A Guardian journalist denied a press pass for a major gambling industry exhibition until Press Gazette got in touch with organisers has shared suspicions he was barred over his past coverage of the event.
Rob Davies, pictured collecting the Business Journalist of the Year prize at the British Journalism Awards last month, applied for accreditation to attend ICE London at the Excel exhibition centre next week as press.
His application was turned down last week with a message saying his details did not meet the press criteria. When he rang the PR company running the accreditations he was told press passes were “only for B2B media”.
But just hours after Press Gazette contacted exhibition organisers Clarion Events and their PR firm today for comment on the ban, Davies received an email saying his application had been approved.
Davies told Press Gazette: “They were saying it’s a trade show and the kind of conversations national newspapers want to have about gambling aren’t the kind of conversations people at that trade show want to be having in that kind of forum.
The company claimed it was their media policy not to have national newspapers cover the event.
But Davies, who is writing a book about the gambling industry, said he knew of at least one national journalist who had been granted a press pass.
He said it was “hard for me not to think this has something to do with” a story he wrote in 2018 about the event, which resulted in new sexual harassment and clothing policies being introduced.
He reported that hostesses claimed to have been “harassed and propositioned” and that attendees were entertained by pole dancers and a Playboy-themed show. ICE London told the paper it had been working “to encourage respectful representation of women on exhibition stands”.
Davies added that he believed his “general coverage” of the gambling industry could also have contributed.
After first tweeting about his ban, saying it was “not a good look for the industry”, Davies was inundated with messages from exhibitors who offered to bring him as a guest.
He took up one of the offers, and suggested the organisers may also have heard about this before eventually granting him a press pass.

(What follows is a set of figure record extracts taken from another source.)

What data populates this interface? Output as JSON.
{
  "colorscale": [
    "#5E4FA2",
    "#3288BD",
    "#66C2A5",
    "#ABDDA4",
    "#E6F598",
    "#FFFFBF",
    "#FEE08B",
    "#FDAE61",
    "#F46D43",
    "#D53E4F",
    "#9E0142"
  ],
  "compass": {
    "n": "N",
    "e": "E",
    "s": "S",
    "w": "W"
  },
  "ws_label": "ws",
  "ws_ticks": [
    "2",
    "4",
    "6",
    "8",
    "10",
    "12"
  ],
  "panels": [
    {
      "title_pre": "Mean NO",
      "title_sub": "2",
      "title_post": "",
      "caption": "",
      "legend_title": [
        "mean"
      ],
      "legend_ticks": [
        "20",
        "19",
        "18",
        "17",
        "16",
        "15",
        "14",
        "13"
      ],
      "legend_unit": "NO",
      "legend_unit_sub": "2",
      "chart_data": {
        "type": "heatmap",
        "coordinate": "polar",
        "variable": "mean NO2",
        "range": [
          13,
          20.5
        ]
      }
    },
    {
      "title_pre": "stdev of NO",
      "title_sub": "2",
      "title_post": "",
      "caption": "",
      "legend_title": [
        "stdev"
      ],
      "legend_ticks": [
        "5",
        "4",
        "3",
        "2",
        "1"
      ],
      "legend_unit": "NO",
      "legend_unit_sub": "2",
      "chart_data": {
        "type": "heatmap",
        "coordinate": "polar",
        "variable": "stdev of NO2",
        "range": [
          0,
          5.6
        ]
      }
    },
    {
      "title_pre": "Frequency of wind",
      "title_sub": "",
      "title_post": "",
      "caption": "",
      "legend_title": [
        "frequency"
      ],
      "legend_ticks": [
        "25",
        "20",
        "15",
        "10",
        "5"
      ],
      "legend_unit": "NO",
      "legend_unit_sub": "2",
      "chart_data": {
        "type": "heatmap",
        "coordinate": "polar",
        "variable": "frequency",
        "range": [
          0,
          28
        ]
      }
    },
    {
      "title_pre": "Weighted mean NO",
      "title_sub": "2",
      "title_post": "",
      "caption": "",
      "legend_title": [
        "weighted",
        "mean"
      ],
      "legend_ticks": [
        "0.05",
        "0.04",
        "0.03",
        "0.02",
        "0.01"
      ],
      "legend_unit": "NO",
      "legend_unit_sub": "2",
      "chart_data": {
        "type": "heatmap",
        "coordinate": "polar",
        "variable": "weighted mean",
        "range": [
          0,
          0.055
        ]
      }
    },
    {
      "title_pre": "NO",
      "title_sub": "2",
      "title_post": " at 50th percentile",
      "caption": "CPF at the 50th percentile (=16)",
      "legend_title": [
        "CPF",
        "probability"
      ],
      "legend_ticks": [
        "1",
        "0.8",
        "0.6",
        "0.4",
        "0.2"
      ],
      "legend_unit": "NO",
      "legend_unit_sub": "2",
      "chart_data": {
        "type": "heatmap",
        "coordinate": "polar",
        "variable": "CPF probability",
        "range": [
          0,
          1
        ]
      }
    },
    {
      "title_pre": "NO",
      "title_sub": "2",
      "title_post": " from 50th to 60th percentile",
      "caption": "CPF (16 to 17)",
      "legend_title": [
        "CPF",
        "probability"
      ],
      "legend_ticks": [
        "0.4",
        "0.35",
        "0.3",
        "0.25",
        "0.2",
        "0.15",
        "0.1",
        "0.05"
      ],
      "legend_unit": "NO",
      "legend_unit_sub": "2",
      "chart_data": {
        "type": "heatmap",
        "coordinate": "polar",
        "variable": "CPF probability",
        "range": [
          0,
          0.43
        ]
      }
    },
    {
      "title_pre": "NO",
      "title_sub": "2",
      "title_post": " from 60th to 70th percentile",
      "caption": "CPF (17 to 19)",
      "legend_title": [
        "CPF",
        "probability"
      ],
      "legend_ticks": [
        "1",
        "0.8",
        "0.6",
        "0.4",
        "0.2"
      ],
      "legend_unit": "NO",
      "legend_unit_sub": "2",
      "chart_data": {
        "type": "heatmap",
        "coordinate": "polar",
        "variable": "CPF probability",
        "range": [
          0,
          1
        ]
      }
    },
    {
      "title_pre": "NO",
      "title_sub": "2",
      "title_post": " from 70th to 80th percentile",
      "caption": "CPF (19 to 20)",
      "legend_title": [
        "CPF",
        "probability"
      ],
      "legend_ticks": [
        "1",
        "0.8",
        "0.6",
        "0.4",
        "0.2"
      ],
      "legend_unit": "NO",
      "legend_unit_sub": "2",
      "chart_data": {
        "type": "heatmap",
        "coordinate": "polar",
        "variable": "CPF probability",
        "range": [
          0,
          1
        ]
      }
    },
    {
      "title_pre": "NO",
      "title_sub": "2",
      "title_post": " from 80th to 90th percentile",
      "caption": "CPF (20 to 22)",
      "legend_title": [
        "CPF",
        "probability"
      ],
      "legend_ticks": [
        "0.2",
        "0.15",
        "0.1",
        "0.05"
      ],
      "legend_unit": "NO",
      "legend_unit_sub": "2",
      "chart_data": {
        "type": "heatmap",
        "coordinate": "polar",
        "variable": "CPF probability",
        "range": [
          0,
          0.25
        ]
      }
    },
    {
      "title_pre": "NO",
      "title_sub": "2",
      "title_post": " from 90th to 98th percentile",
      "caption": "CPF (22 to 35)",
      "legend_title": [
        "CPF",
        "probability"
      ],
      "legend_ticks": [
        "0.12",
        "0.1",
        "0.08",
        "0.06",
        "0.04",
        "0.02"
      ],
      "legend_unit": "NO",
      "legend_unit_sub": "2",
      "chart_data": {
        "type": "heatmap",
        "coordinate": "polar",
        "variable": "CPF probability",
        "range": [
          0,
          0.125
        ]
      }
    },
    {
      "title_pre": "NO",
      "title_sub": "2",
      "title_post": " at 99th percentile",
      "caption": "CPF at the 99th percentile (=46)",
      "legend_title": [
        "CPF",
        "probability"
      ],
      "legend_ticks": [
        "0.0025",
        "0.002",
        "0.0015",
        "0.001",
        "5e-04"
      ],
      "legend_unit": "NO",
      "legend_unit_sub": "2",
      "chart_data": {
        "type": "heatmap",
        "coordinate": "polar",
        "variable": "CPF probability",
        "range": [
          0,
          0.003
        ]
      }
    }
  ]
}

Davies said he was previously told by Clarion Events they have had a B2B media policy for a couple of years and that they were unable to amend it so soon before the event and without consulting the exhibitors.
But they told him there would be a wider review of their media registration processes later this year, including whether more access should be granted to non-trade publications.
Clarion Events was also the organiser for an arms fair in September that barred two UK journalists on the grounds that they were at capacity and priority needed to be given to specialist correspondents.
One of the journalists, Middle East Eye’s Ian Cobain, later uncovered emails that showed organisers discussing how to proceed with his application, with a member of the media accreditation team saying they “suspect he will not write anything positive”.
Clarion Events confirmed that Davies had been given press accreditation.